Toward vs. Towards: How to Choose the Right Word

Fortunately, the meaning's the same

Wooden footpath directional sign showing carving of walking person
Tim Graham / Getty Images

Is that car hurtling "toward" you or "towards" you? Are you looking "toward" or "towards" a fulfilling retirement? Although the meaning of "toward" and "towards" is contextually the same (much like "gray" and "grey"), where and how they are used can make a difference.

How to Use "Toward"

Typically used to mean “in the direction of,” "toward" and "towards" are equally acceptable spellings, and as prepositions, they are commonly used interchangeably.

That said, it should be noted that the rules of formal English writing do not always apply in informal settings. For example, American writers and speakers, when intentionally attempting to write or speak in a more colloquial or “down-home” style, sometimes use "towards" rather than "toward." In such cases, the use of "towards" in North American English is completely acceptable.

A study of American books, magazines, and newspapers published from 1800 to 2000 shows that the transition from the formerly British-favored "towards" to the now North American–favored "toward" began around 1900.

Other usages include meaning "in relation to," such as when talking about your feelings toward something or "for a purpose of," such as when you're working toward something.

How to Use "Towards"

"Towards" is preferred by English speakers outside of North America. Coming from the Old English word tóweard, also generally meaning “in the direction of,” "toward" is actually the older spelling, originating during the fifth century. Geoffrey Chaucer wrote his classic ​"The Canterbury Tales" in Middle English between 1387 and 1400 in a time before English language spelling had become standardized. Despite writing a purely British text, Chaucer uses "toward"—the modern accepted North American English spelling—throughout "The Canterbury Tales."

"Towards" rose in popularity, eventually becoming the dominant spelling, during the 17th century and remained the most common spelling among all English speakers until American English speakers turned to "toward" during the 19th century.

By a ratio of about 10-to-1, newspapers and magazines in the United Kingdom and Australia favor the use "towards" rather than "toward."

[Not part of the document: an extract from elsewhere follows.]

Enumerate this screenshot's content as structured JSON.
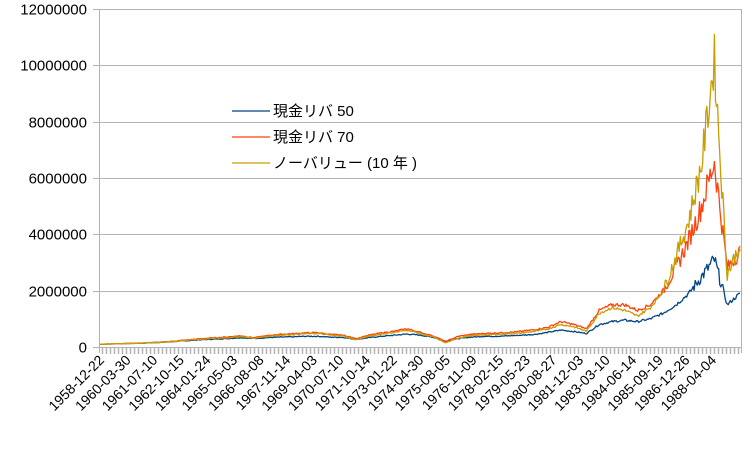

No matter the spelling, the word is always a preposition, so there will always be an object following it. Here are a few examples, showing different types of usage:

  • The cat sneaked toward the bird. (movement in a direction; the object is the bird)
  • Our concert tickets are toward the stage at the front of the venue. (location; the object is the stage)
  • Unfortunately, her feelings toward him had changed. (in relation to; the object is him)
  • I put some money in the fund, which is going toward a house down payment. (for the purpose of; the object is the house down payment)

If you were writing these sentences for a U.K. audience, you could write them the same way, just add the "s" to the end of "toward."

How to Remember the Difference

Because the words mean the same thing, there's no difference to remember except that you'll use "toward" when writing for an American audience and "towards" when writing for the British—and even if you make a mistake, the meaning of the sentence will not be affected.

The "-Ward" and "-Wards" Suffixes

"Toward" and "towards" are far from the only similarly spelled “directional” words. Over the centuries, the suffixes "-ward" and "-wards" have given rise to several similar words. Today, the same general rule of interchangeability that applies to "toward" and "towards" applies to word pairs such as "forward" and "forwards," "backward" and "backwards," "upward" and "upwards," "downward" and "downwards," and "afterward" and "afterwards."